SEJONG, Jan. 8 (Korea Bizwire) - South Korea’s finance minister nominee said Friday that he has no plan to tighten a set of eased mortgage regulations amid rising public demand to tackle mounting household debt.
The government eased the loan-to-value (LTV) and the debt-to-income (DTI) rules in August 2014, shortly after the inauguration of Finance Minister Choi Kyung-hwan, in order to give home buyers greater access to mortgages and thus help boost the sluggish local housing market as well as the overall economy.
The LTV ratio was adjusted to 70 percent at large, up from a range of 50 to 85 percent depending on where the home is located, while the DTI ratio was set at a uniform rate of 60 percent.
The two ratios are aimed at controlling the amount of loans available to home buyers based on their income and ability to pay back debt.
Last year, the Financial Services Commission (FSC), the financial regulatory body, extended the rule relaxation for another year, citing that it has helped to normalize the housing market and had a positive impact on the national economy.
“I have no such plan (to withdraw the easing),” Yoo Il-ho, who was named last month to succeed Choi as the minister of strategy and finance, said in a report submitted to parliament ahead of his confirmation hearing slated for next Monday.
“The LTV and DTI was introduced to cool down an overheated real estate boom some 10 years ago. They have been supplemented and implemented case by case to keep up with the changing property market,” he said. “Since they were eased, they have contributed to helping people engage in home transactions and boost domestic demand.”

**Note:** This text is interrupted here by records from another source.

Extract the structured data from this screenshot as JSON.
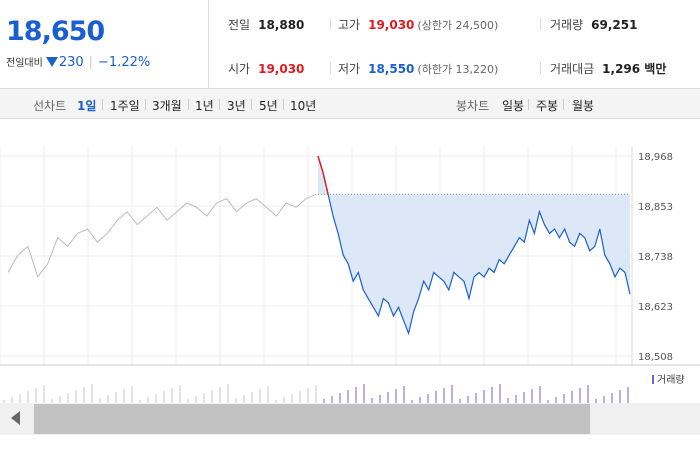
{
  "summary": {
    "current_price": "18,650",
    "change_label": "전일대비",
    "change_amount": "230",
    "change_pct": "−1.22%",
    "stats": {
      "prev_close": {
        "label": "전일",
        "value": "18,880"
      },
      "high": {
        "label": "고가",
        "value": "19,030",
        "sub": "(상한가 24,500)"
      },
      "volume": {
        "label": "거래량",
        "value": "69,251"
      },
      "open": {
        "label": "시가",
        "value": "19,030"
      },
      "low": {
        "label": "저가",
        "value": "18,550",
        "sub": "(하한가 13,220)"
      },
      "trade_value": {
        "label": "거래대금",
        "value": "1,296 백만"
      }
    }
  },
  "tabs": {
    "line_label": "선차트",
    "line_items": [
      "1일",
      "1주일",
      "3개월",
      "1년",
      "3년",
      "5년",
      "10년"
    ],
    "active": "1일",
    "candle_label": "봉차트",
    "candle_items": [
      "일봉",
      "주봉",
      "월봉"
    ]
  },
  "chart_data": {
    "type": "line",
    "y_ticks": [
      "18,968",
      "18,853",
      "18,738",
      "18,623",
      "18,508"
    ],
    "ylim": [
      18508,
      18968
    ],
    "reference_price": 18880,
    "volume_legend": "거래량",
    "colors": {
      "prev_day": "#bbbbbb",
      "up": "#e0191f",
      "down": "#1a5fd1",
      "fill": "#dce8f8",
      "volume": "#7b5fc0"
    },
    "prev_day_series": [
      18700,
      18740,
      18760,
      18690,
      18720,
      18780,
      18760,
      18790,
      18800,
      18770,
      18790,
      18820,
      18840,
      18810,
      18830,
      18850,
      18820,
      18840,
      18860,
      18850,
      18830,
      18860,
      18870,
      18840,
      18860,
      18870,
      18850,
      18830,
      18860,
      18850,
      18870,
      18880
    ],
    "today_series": [
      18968,
      18930,
      18880,
      18830,
      18790,
      18740,
      18720,
      18680,
      18700,
      18660,
      18640,
      18620,
      18600,
      18640,
      18630,
      18600,
      18620,
      18590,
      18560,
      18610,
      18640,
      18680,
      18660,
      18700,
      18690,
      18680,
      18660,
      18700,
      18690,
      18680,
      18640,
      18690,
      18700,
      18690,
      18710,
      18700,
      18730,
      18720,
      18740,
      18760,
      18780,
      18770,
      18820,
      18790,
      18840,
      18810,
      18790,
      18800,
      18780,
      18800,
      18770,
      18760,
      18790,
      18780,
      18750,
      18760,
      18800,
      18740,
      18720,
      18690,
      18710,
      18700,
      18650
    ]
  },
  "scrollbar": {
    "left_arrow": "left-arrow"
  }
}
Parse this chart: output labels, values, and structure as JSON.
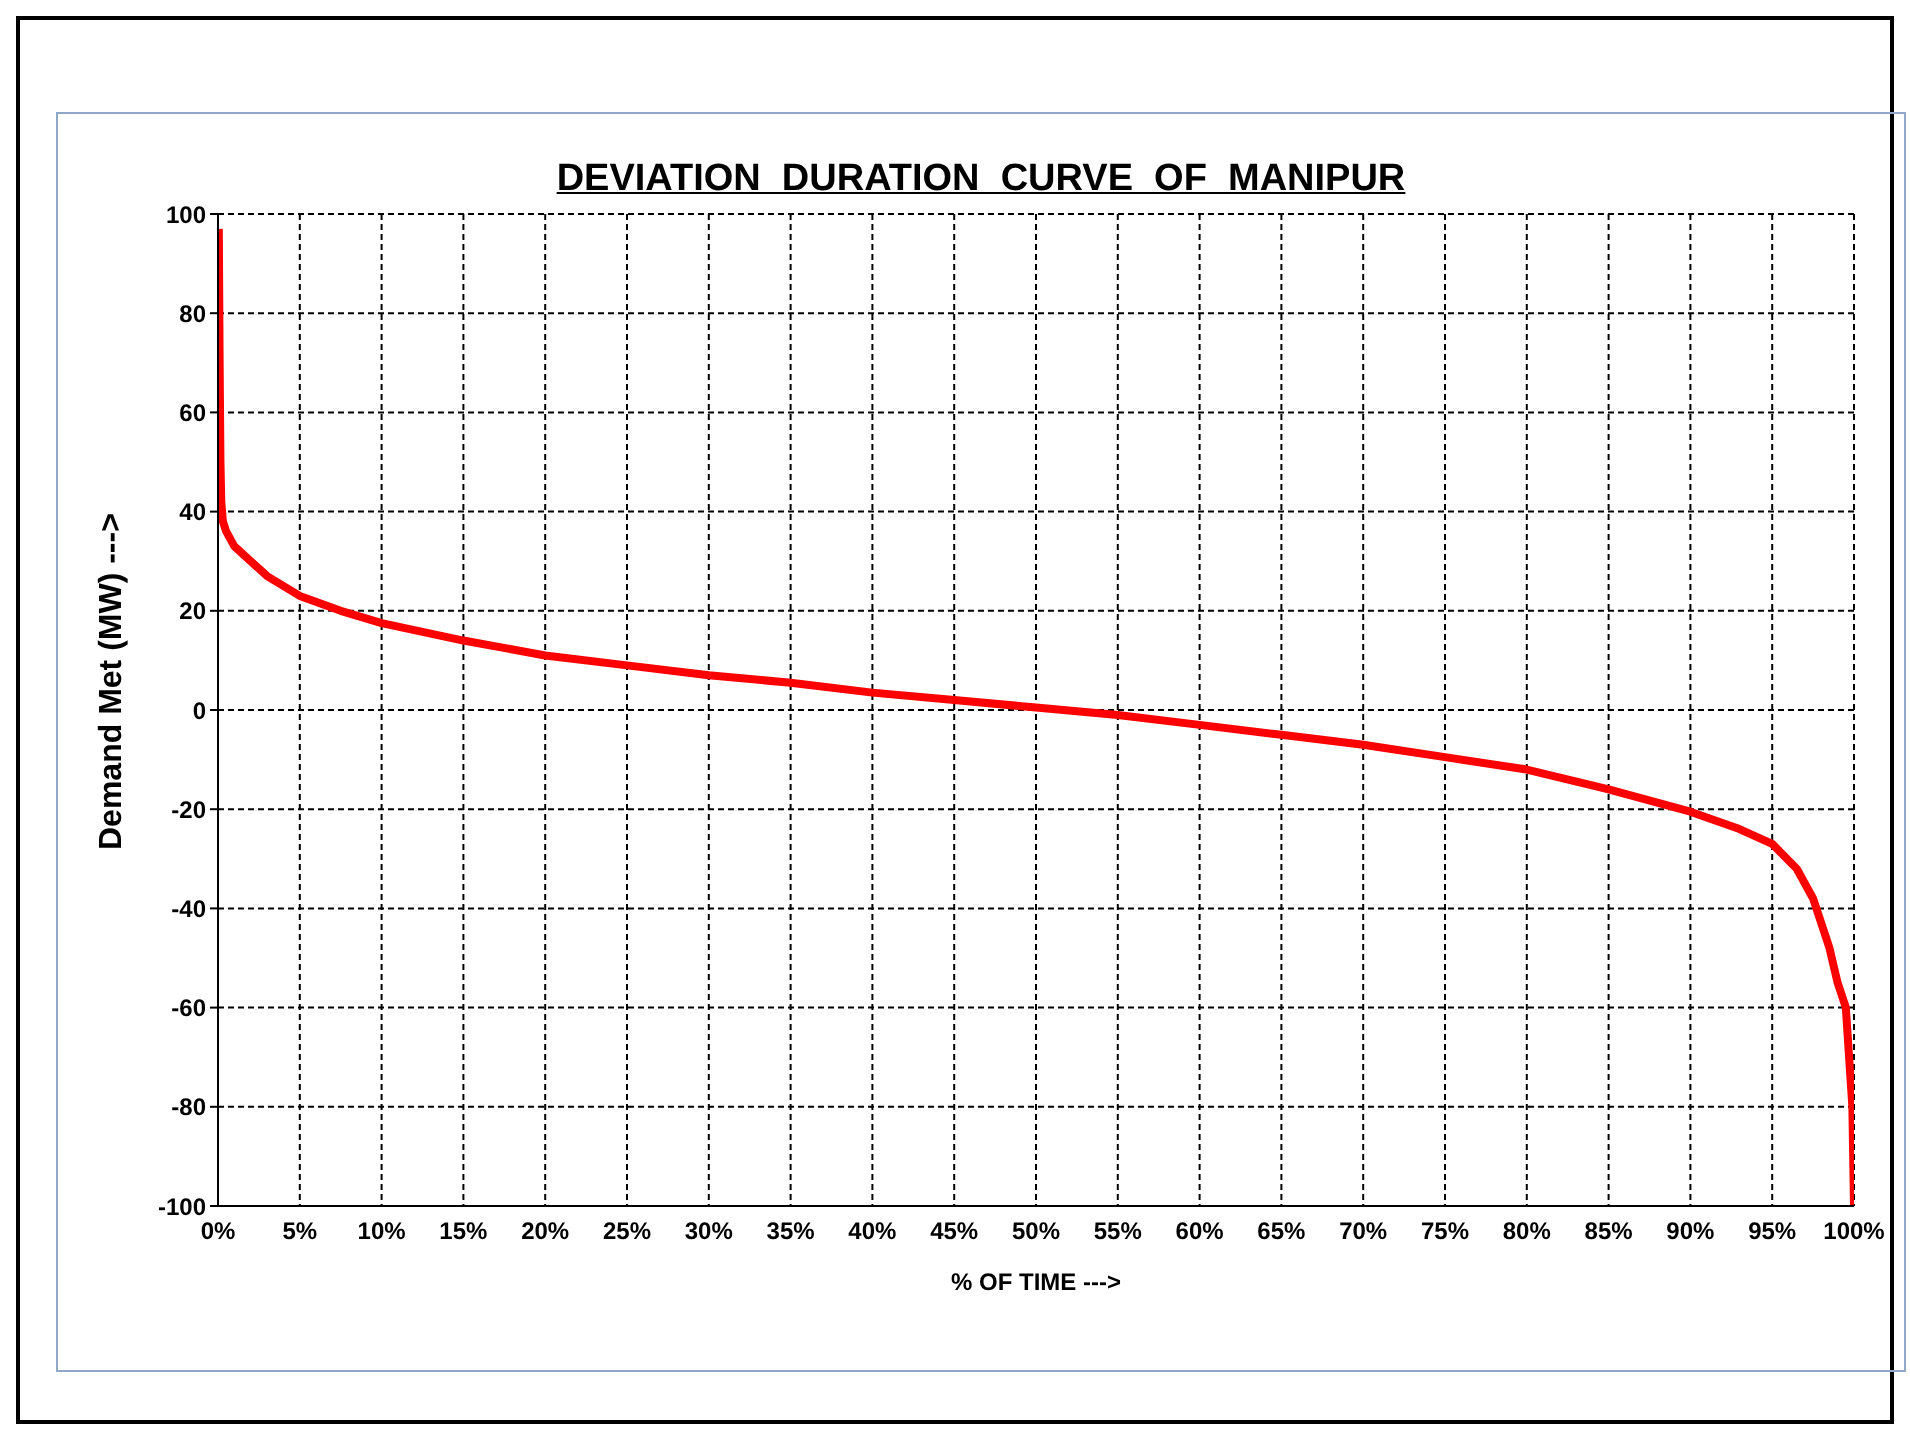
{
  "chart_data": {
    "type": "line",
    "title": "DEVIATION  DURATION  CURVE  OF  MANIPUR",
    "xlabel": "% OF TIME --->",
    "ylabel": "Demand Met (MW) --->",
    "x": [
      0.05,
      0.1,
      0.15,
      0.2,
      0.3,
      0.5,
      1,
      2,
      3,
      5,
      7.5,
      10,
      15,
      20,
      25,
      30,
      35,
      40,
      45,
      50,
      55,
      60,
      65,
      70,
      75,
      80,
      85,
      90,
      93,
      95,
      96.5,
      97.5,
      98.5,
      99,
      99.5,
      99.7,
      99.9,
      100
    ],
    "series": [
      {
        "color": "#ff0000",
        "values": [
          97,
          70,
          50,
          42,
          38,
          36,
          33,
          30,
          27,
          23,
          20,
          17.5,
          14,
          11,
          9,
          7,
          5.5,
          3.5,
          2,
          0.5,
          -1,
          -3,
          -5,
          -7,
          -9.5,
          -12,
          -16,
          -20.5,
          -24,
          -27,
          -32,
          -38,
          -48,
          -55,
          -60,
          -70,
          -80,
          -100
        ]
      }
    ],
    "xlim": [
      0,
      100
    ],
    "ylim": [
      -100,
      100
    ],
    "xticks": [
      {
        "value": 0,
        "label": "0%"
      },
      {
        "value": 5,
        "label": "5%"
      },
      {
        "value": 10,
        "label": "10%"
      },
      {
        "value": 15,
        "label": "15%"
      },
      {
        "value": 20,
        "label": "20%"
      },
      {
        "value": 25,
        "label": "25%"
      },
      {
        "value": 30,
        "label": "30%"
      },
      {
        "value": 35,
        "label": "35%"
      },
      {
        "value": 40,
        "label": "40%"
      },
      {
        "value": 45,
        "label": "45%"
      },
      {
        "value": 50,
        "label": "50%"
      },
      {
        "value": 55,
        "label": "55%"
      },
      {
        "value": 60,
        "label": "60%"
      },
      {
        "value": 65,
        "label": "65%"
      },
      {
        "value": 70,
        "label": "70%"
      },
      {
        "value": 75,
        "label": "75%"
      },
      {
        "value": 80,
        "label": "80%"
      },
      {
        "value": 85,
        "label": "85%"
      },
      {
        "value": 90,
        "label": "90%"
      },
      {
        "value": 95,
        "label": "95%"
      },
      {
        "value": 100,
        "label": "100%"
      }
    ],
    "yticks": [
      -100,
      -80,
      -60,
      -40,
      -20,
      0,
      20,
      40,
      60,
      80,
      100
    ],
    "grid": true,
    "legend": false,
    "marker": "none",
    "line_style": "solid"
  }
}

Critics called for tighter control on ballooning household lending in the face of a U.S. rate hike and a slowdown in China, with the total amount reaching 1,160 trillion won (US$966.5 billion) in September at a record speed.
Yoo, 60, said he will take another approach to phase down household loans, referring to the Seoul government’s latest scheme to stiffen the loan screening process by money lenders and encourage fixed-rate loan programs.
“I will make efforts to improve the structure of loans to ensure a soft landing,” said the researcher-turned-politician, who will also double as the deputy prime minister in charge of economic affairs.
The new measures are intended to help borrowers to restructure existing floating-rate loans and make it harder for both lenders and borrowers to sign up for new loan contracts.
The finance minister nominee, meanwhile, voiced his opposition to tax increases, saying a hike in corporate and other taxes could have a negative impact on the economy.
“A direct increase in taxes should be made as a means of last resort because it increases the burden of the public,” he said, adding the government will instead try to boost tax revenue by revitalizing the economy or reducing tax exemptions.
He also said the South Korean economy will be able to grow in the 3-percent range this year, helped by a continued recovery in domestic demand and the effects of stimulus measures.
The government has forecast Asia’s fourth-largest economy to expand 3.1 percent this year from last year.